Like all states, California has licensed medical centers of every kind. One particular type, often known as a “crisis pregnancy center,” provides pregnancy-related services with the goal of helping women to make choices other than abortion. Based on opposition to these centers, the California legislature enacted a law requiring licensed clinics “whose primary purpose is providing family planning or pregnancy-related services” to deliver to each of their clients the following message: “California has public programs that provide immediate free or low-cost access to comprehensive family planning services (including all FDA-approved methods of contraception), prenatal care, and abortion for eligible women.” But the law also creates an exception for clinics that actually enroll clients in these programs—so, in effect, it applies only to clinics that oppose the very program they must advertise.
Several of these crisis pregnancy centers sued to block the law, arguing that it violated their First Amendment rights by forcing them to express a message to which they are opposed. But the U.S. Court of Appeals for the Ninth Circuit upheld the law, holding that it regulates only “professional speech” and therefore should be reviewed under a more deferential standard, rather than the normal strict judicial scrutiny that applies to laws compelling speech. The centers have petitioned the Supreme Court to review their case; Cato has filed a brief supporting that petition.
In our brief, we explain that the definition of “professional speech” that the Ninth Circuit applied is dangerously overbroad. Regulation of patient-physician speech is justified by the notion that when doctors speak to their patients, they assume a special obligation to communicate their expertise fully and truthfully. These regulations protect patients, who can’t be expected to have the same specialized knowledge as their medical providers. But they can’t be extended beyond that bright line of specialized knowledge: if a state can force its doctors to read a pre-written advertisement to their patients, it can force them to say anything the state wants.

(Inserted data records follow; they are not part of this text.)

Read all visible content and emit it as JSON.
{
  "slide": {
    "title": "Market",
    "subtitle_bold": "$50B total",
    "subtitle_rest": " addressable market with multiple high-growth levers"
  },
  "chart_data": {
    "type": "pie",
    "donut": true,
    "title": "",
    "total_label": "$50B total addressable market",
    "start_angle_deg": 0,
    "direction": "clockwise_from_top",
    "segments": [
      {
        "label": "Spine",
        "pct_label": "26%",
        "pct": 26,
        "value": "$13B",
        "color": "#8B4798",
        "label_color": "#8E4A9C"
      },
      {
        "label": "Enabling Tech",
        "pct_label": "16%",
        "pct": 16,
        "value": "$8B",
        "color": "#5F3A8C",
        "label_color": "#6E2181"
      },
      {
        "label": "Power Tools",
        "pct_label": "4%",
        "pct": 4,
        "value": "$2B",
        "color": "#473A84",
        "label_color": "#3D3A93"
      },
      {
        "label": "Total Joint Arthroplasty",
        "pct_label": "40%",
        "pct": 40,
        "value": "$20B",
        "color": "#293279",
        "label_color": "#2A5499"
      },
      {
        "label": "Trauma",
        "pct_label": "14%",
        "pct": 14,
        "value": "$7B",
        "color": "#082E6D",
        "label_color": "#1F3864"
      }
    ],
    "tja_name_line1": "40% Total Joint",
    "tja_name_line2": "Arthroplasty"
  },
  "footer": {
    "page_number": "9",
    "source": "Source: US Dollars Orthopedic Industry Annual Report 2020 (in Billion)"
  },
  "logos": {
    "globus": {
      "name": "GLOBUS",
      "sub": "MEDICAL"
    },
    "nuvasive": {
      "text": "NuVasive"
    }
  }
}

Compelling licensed professionals to speak the government’s message is dangerous for precisely the reasons compelled speech is always dangerous. Most importantly, it allows the government to impermissibly put its thumb on the scale in a social debate, by conscripting individuals to help spread a particular message. (Tellingly, California has no equivalent law forcing clinics to advertise adoption agencies or other choices.)
Further, the law burdens the conscience of speakers, by forcing them to promote programs that they morally oppose. This is precisely the invasion of “the sphere of intellect and spirit” that Justice Robert Jackson warned of 70 years ago, in the first Supreme Court case to strike down a compelled-speech law, West Virginia Board of Education v. Barnette (1943). The Court should review National Institute of Family & Life Advocates v. Becerra, reject the Ninth Circuit’s dangerous “professional speech” doctrine, and apply the lesson of Barnette in striking down this law.